Apa jawaban “di mana Allahmu” jika pertanyaan itu ditujukan kepada kita?
- Ia ada di Surga (Mzm. 115:2-3).
- Ia ada di tengah-tengah kita (1 14:23-25).
Tuhan – Sang Firman – hadir di mana saja dan Firman-Nya berkuasa menyelesaikan masalah apa pun termasuk masalah nikah yang pelik. Gereja boleh menyajikan acara yang menarik tetapi Firman Tuhan tetap harus diprioritaskan.
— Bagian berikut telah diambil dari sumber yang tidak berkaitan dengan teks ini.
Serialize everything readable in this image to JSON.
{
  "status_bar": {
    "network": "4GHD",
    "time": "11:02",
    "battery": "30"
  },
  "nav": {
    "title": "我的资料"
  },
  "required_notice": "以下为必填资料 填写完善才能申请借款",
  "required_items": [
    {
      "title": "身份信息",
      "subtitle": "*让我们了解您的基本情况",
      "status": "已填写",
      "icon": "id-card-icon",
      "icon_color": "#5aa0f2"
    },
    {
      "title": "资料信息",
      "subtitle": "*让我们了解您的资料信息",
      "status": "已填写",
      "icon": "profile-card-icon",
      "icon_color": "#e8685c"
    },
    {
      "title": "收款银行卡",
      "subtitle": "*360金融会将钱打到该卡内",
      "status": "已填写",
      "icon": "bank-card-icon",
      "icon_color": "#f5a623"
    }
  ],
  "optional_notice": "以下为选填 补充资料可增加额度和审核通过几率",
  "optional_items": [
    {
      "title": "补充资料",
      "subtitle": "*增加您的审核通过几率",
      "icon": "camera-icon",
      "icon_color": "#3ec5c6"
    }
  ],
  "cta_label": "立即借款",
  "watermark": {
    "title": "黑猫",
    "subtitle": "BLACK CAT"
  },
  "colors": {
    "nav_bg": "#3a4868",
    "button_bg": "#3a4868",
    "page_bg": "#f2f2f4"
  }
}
Bila kita memulai ibadah dalam naungan Tuhan, kita akan ada persekutuan dengan anggota tubuh Kristus lainnya. Dan kita adalah rumah Allah di mana Roh Kudus berdiam di dalam hidup kita (1 Kor. 3:16). Roh Kudus menuntun kita untuk hidup tertib. Dengan demikian, sekalipun berat masalah dan tekanan hidup menimpa kita, kita tidak menjadi putus asa tetapi mempunyai pengharapan Tuhan menolong kita karena Ia berkuasa atas hidup kita. Amin.